What I have come to discover about myself is that I have a lot of things that I want to do. My mind, given the ability to remove all constraints, can be a place teeming with life and dreams. However, when you suppress feelings and dreams so often, you can forget that they are there. It’s hard to break down the barriers that hold those thoughts captive.
When you allow a trained therapist or counselor to ask you questions and “peek” behind the curtain of who you are, It’s the first step of setting those feelings and denied thoughts free. These are people who are trained to pick up lies that you have believed about yourself, and question truths that you may falsely believe about yourself. They are trained to listen to what you are saying and challenge the words that you use to deeper clarify what you mean. They help you explain yourself on a deeper level. They often give you greater insight into who you are, probing your thoughts, as you hear yourself unfold before them. For this music lover, it’s like finding a song with the most amazing lyrics only to discover that someone has taken your words, from multiple occasions, and written out your thoughts.
In one of my sessions, my therapist said the most profound thing to me. She said, in regards to my relationship with my husband, “Sometimes the brain does not like to have empty spaces of understanding, so it’s easier for us to fill in those blank spaces with our own assumptions. Through our conversations, we can actually go through what assumptions you have made about your husband’s feelings and what he has actually said about you.” Essentially, I could be holding my husband to assumptions that I believe he has about me, which he never actually vocalized. Wow! What a profound concept. It made so much sense. My mind began to probe where I was doing this in other relationships that I had. Where was I doing this with my relationship with God as well? Where did I have him holding me bound by accusations that He didn’t claim over me?
The fruits of uncovering who I am and what I want for myself and my family is a happier version of myself. I was able to see the same “gates” and “roadblocks” in my children if they feel like someone isn’t listening or encouraging them. When my children seem concerned or worried about something, I want to talk them through it. Teach them how to solve their problems through allowing themselves to express and handle all their feelings. I want to create children who sit with their thoughts and feelings, not discard them or stuff them away. I want them to learn how to process their thoughts and feelings with people that the Lord has placed in their lives that they love and respect.

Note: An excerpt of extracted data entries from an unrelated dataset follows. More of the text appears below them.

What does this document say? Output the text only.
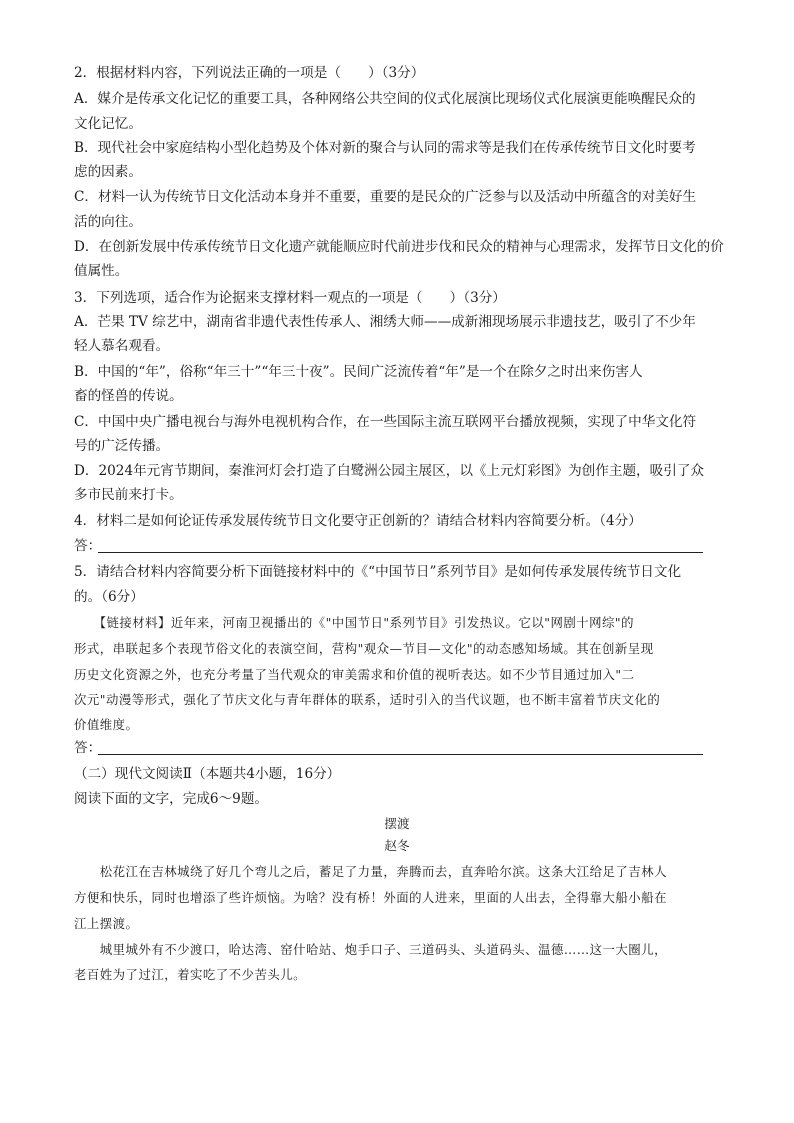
2．根据材料内容，下列说法正确的一项是（　　）（3分）
A．媒介是传承文化记忆的重要工具，各种网络公共空间的仪式化展演比现场仪式化展演更能唤醒民众的
文化记忆。
B．现代社会中家庭结构小型化趋势及个体对新的聚合与认同的需求等是我们在传承传统节日文化时要考
虑的因素。
C．材料一认为传统节日文化活动本身并不重要，重要的是民众的广泛参与以及活动中所蕴含的对美好生
活的向往。
D．在创新发展中传承传统节日文化遗产就能顺应时代前进步伐和民众的精神与心理需求，发挥节日文化的价
值属性。
3．下列选项，适合作为论据来支撑材料一观点的一项是（　　）（3分）
A．芒果 TV 综艺中，湖南省非遗代表性传承人、湘绣大师——成新湘现场展示非遗技艺，吸引了不少年
轻人慕名观看。
B．中国的“年”，俗称“年三十”“年三十夜”。民间广泛流传着“年”是一个在除夕之时出来伤害人
畜的怪兽的传说。
C．中国中央广播电视台与海外电视机构合作，在一些国际主流互联网平台播放视频，实现了中华文化符
号的广泛传播。
D．2024年元宵节期间，秦淮河灯会打造了白鹭洲公园主展区，以《上元灯彩图》为创作主题，吸引了众
多市民前来打卡。
4．材料二是如何论证传承发展传统节日文化要守正创新的？请结合材料内容简要分析。（4分）
答：
5．请结合材料内容简要分析下面链接材料中的《“中国节日”系列节目》是如何传承发展传统节日文化
的。（6分）
　　【链接材料】近年来，河南卫视播出的《"中国节日"系列节目》引发热议。它以"网剧十网综"的
形式，串联起多个表现节俗文化的表演空间，营构"观众—节目—文化"的动态感知场域。其在创新呈现
历史文化资源之外，也充分考量了当代观众的审美需求和价值的视听表达。如不少节目通过加入"二
次元"动漫等形式，强化了节庆文化与青年群体的联系，适时引入的当代议题，也不断丰富着节庆文化的
价值维度。
答：
（二）现代文阅读Ⅱ（本题共4小题，16分）
阅读下面的文字，完成6～9题。
摆渡
赵冬
　　松花江在吉林城绕了好几个弯儿之后，蓄足了力量，奔腾而去，直奔哈尔滨。这条大江给足了吉林人
方便和快乐，同时也增添了些许烦恼。为啥？没有桥！外面的人进来，里面的人出去，全得靠大船小船在
江上摆渡。
　　城里城外有不少渡口，哈达湾、窑什哈站、炮手口子、三道码头、头道码头、温德……这一大圈儿，
老百姓为了过江，着实吃了不少苦头儿。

Most importantly, I want to acknowledge the importance of guarding one’s own mental health. I don’t want my children to find that their emotions control them but that they have control over their emotions and how they react to them. I want them to honor their feelings, sitting with emotions that are invoked within them. I want them to see how important their peace of mind is, as well as their physical health.
The Lord comes to restore us mind, body and soul. When we acknowledge our need for healing, and accept His grace, we can journey toward a new, everlasting level of happiness and contentment with whose we are and who we were made to be.